During the past couple of weeks, the subject of a Constitutional Convention has been raised twice: once during a question-and-answer session following a speech, and once via an email from a good friend. So it would seem reasonable to revisit the subject, and explain why I find that prospect–as proposed currently– horrifying.
Would it be possible to improve upon our centuries-old charter? Sure. We now see flaws that have emerged over the years, (If nothing else, there’s the Electoral College–a system used by no other country, for reasons that have become increasingly apparent…). If the idea of a reasonable review seems innocuous, however, we can be disabused of that conclusion simply by looking at the people pushing for a redo. The most prominent are ALEC (the far-Right American Legislative Exchange Council) and the Heritage Foundation. (Yes, the same Heritage Foundation that produced Project 2025.)
The goals of these and the other ideologues advocating such a convention are entirely inconsistent with the values of the U.S. Constitution and Bill of Rights.
Back in 2017, members of Indiana’s legislature were calling for such a convention, and I explained my opposition. As I wrote then, proponents clamoring for shortcuts to major change—revolution, a new constitution—always assume that the changes that ultimately emerge will reflect their own preferences and worldviews. History suggests that’s a naive assumption.
Indiana’s proponents wanted the state to join the calls for a Constitutional Convention. They claimed that a convention could be limited to budgetary matters–to devising “a framework for reigning in overspending, overtaxing and over-regulating by the federal government and moving toward a less centralized federal government.”
Constitutional scholars disagree with the assertion that such a convention could be limited to specified goals, but even if it could be, the specified matters would open a Pandora’s box. Think about it.
Wall Street bankers could argue that financial laws are “over-regulation.” One definition of “overspending” might be the massive subsidies enjoyed by (very profitable) U.S. oil companies; others might be Medicare or farm subsidies. Many Americans think we spend too much on the military; others target foreign aid. “Less centralization” could justify virtually any limitation of federal government authority, from FDA regulation of food and drug quality to laws against discrimination.
But the risk isn’t simply that a convention could rather easily be hijacked by people who disagree with the conveners about the nature and extent of needed changes. It isn’t even the likely influence of well-heeled special interests. The real danger is in calling together a presumably representative group of Americans and asking them to amend a document that few of them understand.
At the Center for Civic Literacy I founded at IUPUI (now IU Indy), we focused on the causes and consequences of what we’ve come to call America’s civic deficit. The data we accumulated was depressing. The last time I looked at survey results, only 36 percent of Americans could name the three branches of government, and only 21% of high school seniors could list two privileges that United States citizens have that noncitizens don’t. Etc. Even bright graduate students came into my classes with little or no knowledge of American history, episodic or intellectual. Most had never heard of the Enlightenment or John Locke. They certainly hadn’t read Adam Smith. A truly depressing percentage of undergraduates couldn’t explain what a government is, and they had no idea how ours operates. Separation of powers? Checks and balances? The counter-majoritarian purpose of the Bill of Rights? Blank stares.

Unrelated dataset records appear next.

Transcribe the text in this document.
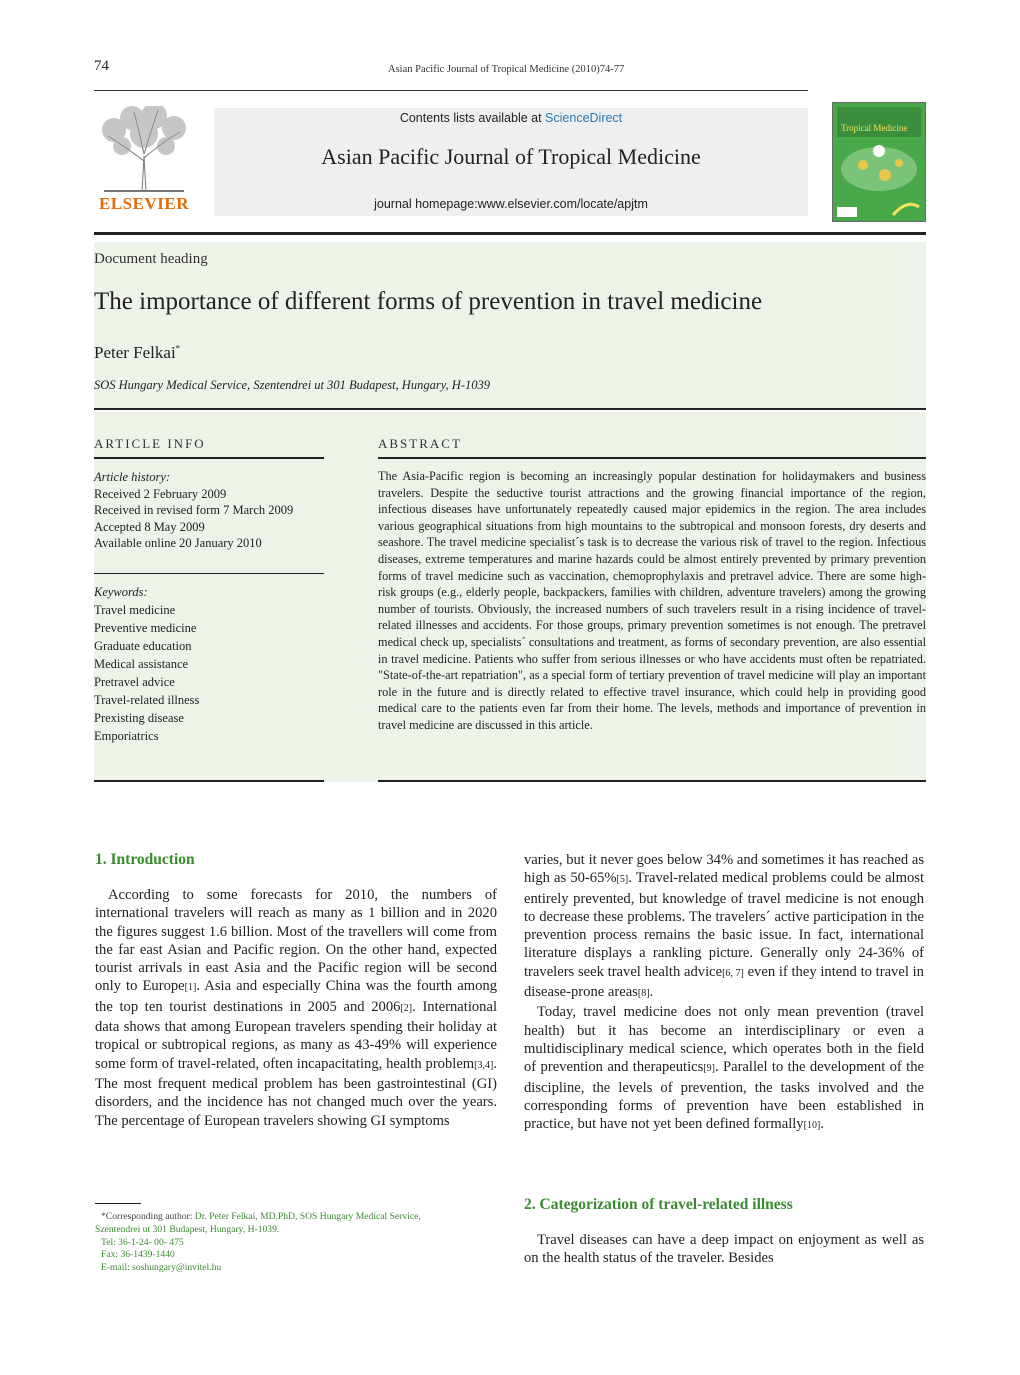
74	Asian Pacific Journal of Tropical Medicine (2010)74-77
ELSEVIER
Contents lists available at ScienceDirect
Asian Pacific Journal of Tropical Medicine
journal homepage:www.elsevier.com/locate/apjtm
Tropical Medicine
Document heading
The importance of different forms of prevention in travel medicine
Peter Felkai*
SOS Hungary Medical Service, Szentendrei ut 301 Budapest, Hungary, H-1039
ARTICLE INFO	ABSTRACT
Article history:
Received 2 February 2009
Received in revised form 7 March 2009
Accepted 8 May 2009
Available online 20 January 2010
Keywords:
Travel medicine
Preventive medicine
Graduate education
Medical assistance
Pretravel advice
Travel-related illness
Prexisting disease
Emporiatrics
The Asia-Pacific region is becoming an increasingly popular destination for holidaymakers and business travelers. Despite the seductive tourist attractions and the growing financial importance of the region, infectious diseases have unfortunately repeatedly caused major epidemics in the region. The area includes various geographical situations from high mountains to the subtropical and monsoon forests, dry deserts and seashore. The travel medicine specialist´s task is to decrease the various risk of travel to the region. Infectious diseases, extreme temperatures and marine hazards could be almost entirely prevented by primary prevention forms of travel medicine such as vaccination, chemoprophylaxis and pretravel advice. There are some high-risk groups (e.g., elderly people, backpackers, families with children, adventure travelers) among the growing number of tourists. Obviously, the increased numbers of such travelers result in a rising incidence of travel-related illnesses and accidents. For those groups, primary prevention sometimes is not enough. The pretravel medical check up, specialists´ consultations and treatment, as forms of secondary prevention, are also essential in travel medicine. Patients who suffer from serious illnesses or who have accidents must often be repatriated. "State-of-the-art repatriation", as a special form of tertiary prevention of travel medicine will play an important role in the future and is directly related to effective travel insurance, which could help in providing good medical care to the patients even far from their home. The levels, methods and importance of prevention in travel medicine are discussed in this article.
1. Introduction

According to some forecasts for 2010, the numbers of international travelers will reach as many as 1 billion and in 2020 the figures suggest 1.6 billion. Most of the travellers will come from the far east Asian and Pacific region. On the other hand, expected tourist arrivals in east Asia and the Pacific region will be second only to Europe[1]. Asia and especially China was the fourth among the top ten tourist destinations in 2005 and 2006[2]. International data shows that among European travelers spending their holiday at tropical or subtropical regions, as many as 43-49% will experience some form of travel-related, often incapacitating, health problem[3,4]. The most frequent medical problem has been gastrointestinal (GI) disorders, and the incidence has not changed much over the years. The percentage of European travelers showing GI symptoms

*Corresponding author: Dr. Peter Felkai, MD.PhD, SOS Hungary Medical Service,
Szentendrei ut 301 Budapest, Hungary, H-1039.
Tel: 36-1-24- 00- 475
Fax: 36-1439-1440
E-mail: soshungary@invitel.hu

varies, but it never goes below 34% and sometimes it has reached as high as 50-65%[5]. Travel-related medical problems could be almost entirely prevented, but knowledge of travel medicine is not enough to decrease these problems. The travelers´ active participation in the prevention process remains the basic issue. In fact, international literature displays a rankling picture. Generally only 24-36% of travelers seek travel health advice[6, 7] even if they intend to travel in disease-prone areas[8].

Today, travel medicine does not only mean prevention (travel health) but it has become an interdisciplinary or even a multidisciplinary medical science, which operates both in the field of prevention and therapeutics[9]. Parallel to the development of the discipline, the levels of prevention, the tasks involved and the corresponding forms of prevention have been established in practice, but have not yet been defined formally[10].

2. Categorization of travel-related illness

Travel diseases can have a deep impact on enjoyment as well as on the health status of the traveler. Besides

Given the Trump administration’s current attacks on the Constitution and media attention to those attacks, those percentages have undoubtedly improved, but civic ignorance is still obviously widespread. Do we really want to turn over the task of rewriting our Constitution to people who don’t understand the one we have?
Common Cause has looked at the unanswered questions implicit in these calls for a convention–questions that lay bare the dangers involved: How will delegates be chosen? Will there be any limits placed on the role of well-funded special interests in influencing the selection of delegates? How will votes be allocated amongst delegates? One person one vote? One vote per state? Something else? What kinds of changes would the convention consider? Will the Convention start with the U.S. Constitution or write an entirely new document?
The civically-ignorant and clinically-insane megalomaniac who occupies the Oval Office is currently being restrained only by the existing U.S. Constitution, which he has clearly neither read nor understood. The likely result of a constitutional convention would be to empower him.